{
 "cells": [
  {
   "cell_type": "markdown",
   "metadata": {},
   "source": [
    "The Shapley kernel is the sample weight given to each binary vector $z'\\in \\{0,1\\}^M$:\n",
    "\n",
    "$$\n",
    "k(z') = k(M, s) = \\frac{M-1}{(M~choose~s)s(M - s)}\n",
    "$$\n",
    "where $s = |z'|$, the number of ones in $z'$.\n",
    "\n",
    "Let $X$ be the matrix of all possible binary vectors of length $M$ with $2^M$ rows and $M$ columns. We use the Shapley kernel to compute the Shapley values using weighted linear regression:\n",
    "\n",
    "$$\n",
    "\\phi = (X^T W X)^{-1}X^T W y\n",
    "$$\n",
    "\n",
    "where $W$ is a diagonal matrix with the Shapley kernel weights for each row of $X$, and the $y_i = f_x(S_i)$ values are the function outputs for each row of $X$ (where $S_i$ is the set of ones in $X_{i,*}$). Note that $k(M, 0) = k(M, M) = \\infty$, so $W$ is infinity for the all zero row of $X$ and the row of all ones. However, if we set these infinite weights to a large constant, then $X^T W X = \\frac{1}{M-1}I + cJ$ for some positive constant $c$ (where $I$ is the identity matrix and $J$ is the matrix of all ones).
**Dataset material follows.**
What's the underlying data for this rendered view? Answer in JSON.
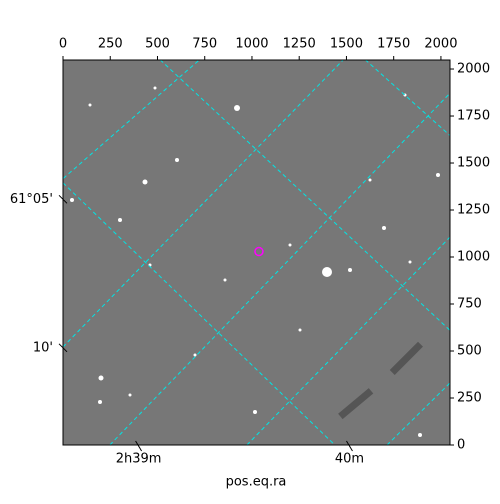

As $c \\to \\infty$ the inverted form becomes $(X^T W X)^{-1} = I + \\frac{1}{M-1}(I - J)$\n",
    "\n",
    "The term $X^T W$ is a matrix where all the ones in $X$ have been replaced with $k(M, s)$, where $s$ is the number of ones in that row of $X$. Multiplying $X^T W$ by $(X^T W X)^{-1}$ creates a matrix of weights to apply to the function outputs in $y$. If we only consider the Shapley value of a single feature $\\phi_j$, then we only need to consider a single row of this $2^M \\times M$ matrix, which is equivelent to only using the $j$'th row of $(X^T W X)^{-1}$. When we do this we see that the value of the weight for row $i$ is\n",
    "\n",
    "\\begin{align}\n",
    "k(M, s_i)[\\mathbf{1}_{X_{i,j} = 1}-\\frac{(s_i-\\mathbf{1}_{X_{i,j} = 1})}{M-1}] &= \n",
    "\\frac{M-1}{(M~choose~s_i)s_i(M - s_i)}\\mathbf{1}_{X_{i,j} = 1}-\\frac{(s_i-\\mathbf{1}_{X_{i,j} = 1})}{(M~choose~s_i)s_i(M - s_i)} \\\\\n",
    "&= \\frac{(M-1)(M-s_i)!s_i!}{M!s_i(M - s_i)}\\mathbf{1}_{X_{i,j} = 1}-\\frac{(s_i-\\mathbf{1}_{X_{i,j} = 1})(M-s_i)!s_i!}{M!s_i(M - s_i)} \\\\\n",
    "&= \\frac{(M-1)(M-s_i-1)!(s_i-1)!}{M!}\\mathbf{1}_{X_{i,j} = 1}-\\frac{(s_i-\\mathbf{1}_{X_{i,j} = 1})(M-s_i-1)!(s_i-1)!}{M!} \\\\\n",
    "&= \\frac{(M-s_i-1)!(s_i-1)!}{M!}[(M-1)\\mathbf{1}_{X_{i,j} = 1}-(s_i-\\mathbf{1}_{X_{i,j} = 1})]\n",
    "\\end{align}\n",
    "\n",
    "\n",
    "where $s_i$ is the number of ones in the $i$'th row of $X$, and $\\mathbf{1}_{X_{i,j} = 1}$ is one if $X_{i,j} = 1$ and zero otherwise. When $\\mathbf{1}_{X_{i,j} = 1} = 0$ we get\n",
    "\n",
    "$$\n",
    "-\\frac{(M-s_i-1)!s_i!}{M!}\n",
    "$$\n",
    "\n",
    "When $\\mathbf{1}_{X_{i,j} = 1} = 1$ we get\n",
    "\n",
    "$$\n",
    "\\frac{(M-s_i-1)!(s_i-1)!}{M!}[(M-1)-(s_i-1)] = \\frac{(M-s_i-2)!(s_i-1)!}{M!}\n",
    "$$\n",
    "\n",
    "Taking the dot product of these values with $y$ leads to the following equation\n",
    "\n",
    "$$\n",
    "\\phi_j = \\sum_{S \\subseteq N \\setminus j} \\frac{(M-s_i-1)!s_i!}{M!} [f_x(S \\cup \\{i\\}) - f_x(S)]\n",
    "$$\n",
    "\n",
    "which is a classic form of estimating the Shapley value $\\phi_j$ ($N$ is the set of all features)."
   ]
  }
 ],
 "metadata": {
  "anaconda-cloud": {},
  "kernelspec": {
   "display_name": "Julia 0.5.0",
   "language": "julia",
   "name": "julia-0.5"
  },
  "language_info": {
   "file_extension": ".jl",
   "mimetype": "application/julia",
   "name": "julia",
   "version": "0.5.0"
  }
 },
 "nbformat": 4,
 "nbformat_minor": 1
}